WASHINGTON – If you’re planning on buying a new snow shovel because a groundhog named Phil told you to, or if you carry a rabbits foot in your pocket for good luck, you just might be superstitious.
That’s not necessarily a bad thing.
Holding on to these bits of folk lore gives us a sense of control says Stuart Vyse, a psychology professor at Connecticut College and author of “Believing in Magic: The Psychology of Superstition”
“Superstitions give us a feeling of control when we may not actually have control,” Vyse explains. “They bring about the sense that you’re at least doing something.”
Vyse says we learn superstitions from our parents and although we may doubt their validity – we don’t dare break the chain.
There are hundreds upon thousands of superstitions, and one thing is certain, superstitions do have quite a significant power over us.
From not walking on sidewalk cracks to knocking on wood and crossing your fingers for good luck to finding a four leaf clover.
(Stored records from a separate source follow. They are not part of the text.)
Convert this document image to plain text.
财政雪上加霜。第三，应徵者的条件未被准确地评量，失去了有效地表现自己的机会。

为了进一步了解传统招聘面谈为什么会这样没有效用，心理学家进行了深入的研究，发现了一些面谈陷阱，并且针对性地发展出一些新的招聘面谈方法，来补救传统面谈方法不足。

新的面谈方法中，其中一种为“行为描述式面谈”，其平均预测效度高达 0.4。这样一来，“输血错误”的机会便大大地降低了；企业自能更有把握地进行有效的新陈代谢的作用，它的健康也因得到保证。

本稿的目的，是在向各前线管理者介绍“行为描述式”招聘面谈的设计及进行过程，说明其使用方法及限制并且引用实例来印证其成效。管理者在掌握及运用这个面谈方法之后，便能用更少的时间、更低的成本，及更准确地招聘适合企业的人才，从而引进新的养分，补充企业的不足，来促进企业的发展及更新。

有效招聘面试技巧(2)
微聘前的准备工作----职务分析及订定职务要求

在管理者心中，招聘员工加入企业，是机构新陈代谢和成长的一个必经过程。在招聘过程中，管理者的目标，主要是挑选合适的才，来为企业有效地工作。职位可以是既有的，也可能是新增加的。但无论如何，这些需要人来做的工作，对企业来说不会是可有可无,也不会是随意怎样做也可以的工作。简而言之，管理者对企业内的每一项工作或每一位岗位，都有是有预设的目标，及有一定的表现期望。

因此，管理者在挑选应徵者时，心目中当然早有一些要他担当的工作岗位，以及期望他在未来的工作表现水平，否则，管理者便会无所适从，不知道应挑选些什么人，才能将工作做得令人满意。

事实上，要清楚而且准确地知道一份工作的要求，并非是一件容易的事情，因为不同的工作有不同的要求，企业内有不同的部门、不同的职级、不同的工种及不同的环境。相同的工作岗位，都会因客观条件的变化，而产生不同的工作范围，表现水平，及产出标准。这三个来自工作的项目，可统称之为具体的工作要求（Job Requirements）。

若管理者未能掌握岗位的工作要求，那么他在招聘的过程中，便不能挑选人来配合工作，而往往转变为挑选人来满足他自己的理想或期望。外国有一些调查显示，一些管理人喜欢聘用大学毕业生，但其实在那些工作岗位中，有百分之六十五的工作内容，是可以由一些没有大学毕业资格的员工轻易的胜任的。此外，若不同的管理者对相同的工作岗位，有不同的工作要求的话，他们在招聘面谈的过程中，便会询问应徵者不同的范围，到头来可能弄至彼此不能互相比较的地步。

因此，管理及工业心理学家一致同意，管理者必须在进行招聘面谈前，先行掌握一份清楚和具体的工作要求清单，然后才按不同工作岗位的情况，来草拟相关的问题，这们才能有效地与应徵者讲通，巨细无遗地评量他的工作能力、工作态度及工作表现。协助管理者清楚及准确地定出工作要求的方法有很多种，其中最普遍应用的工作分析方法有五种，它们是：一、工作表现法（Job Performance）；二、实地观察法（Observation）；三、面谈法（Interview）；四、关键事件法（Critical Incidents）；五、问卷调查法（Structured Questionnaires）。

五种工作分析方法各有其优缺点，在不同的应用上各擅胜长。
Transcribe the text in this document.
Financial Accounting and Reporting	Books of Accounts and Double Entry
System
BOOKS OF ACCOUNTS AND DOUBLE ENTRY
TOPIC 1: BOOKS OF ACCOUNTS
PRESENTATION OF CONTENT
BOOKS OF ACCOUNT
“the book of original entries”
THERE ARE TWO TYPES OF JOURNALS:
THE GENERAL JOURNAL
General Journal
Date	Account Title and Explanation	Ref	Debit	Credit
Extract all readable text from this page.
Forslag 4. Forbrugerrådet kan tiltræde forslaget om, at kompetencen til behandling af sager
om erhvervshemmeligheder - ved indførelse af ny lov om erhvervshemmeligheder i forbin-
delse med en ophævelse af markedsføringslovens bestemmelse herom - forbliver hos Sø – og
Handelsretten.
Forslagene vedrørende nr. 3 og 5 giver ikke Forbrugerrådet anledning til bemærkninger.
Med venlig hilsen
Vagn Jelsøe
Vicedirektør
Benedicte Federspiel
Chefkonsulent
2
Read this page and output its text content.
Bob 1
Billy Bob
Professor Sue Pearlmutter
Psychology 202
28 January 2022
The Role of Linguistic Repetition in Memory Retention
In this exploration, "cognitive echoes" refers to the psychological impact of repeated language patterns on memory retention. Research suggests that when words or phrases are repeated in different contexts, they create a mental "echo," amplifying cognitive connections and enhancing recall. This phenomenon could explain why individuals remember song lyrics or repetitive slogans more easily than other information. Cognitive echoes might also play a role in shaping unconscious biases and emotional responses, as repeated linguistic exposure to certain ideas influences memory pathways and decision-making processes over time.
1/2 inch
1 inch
Some buildings avoid putting in a 13th floor, animal rescue groups don’t adopt out black cats around Halloween.
Vyse points to athletes as true believers and looks at their various rituals done before a game like wearing dirty socks, not shaving, spitting into a glove or not talking to the pitcher in the dug out. Professional athletes, according to Vyse, have done everything they can to prepare for the game physically and mentally so the next stage of preparation is the superstition rituals to have the illusion of control.
So excuse me if I throw salt over my left shoulder at dinner, or handle a mirror with extra care. While it may be folk lore – you just never know.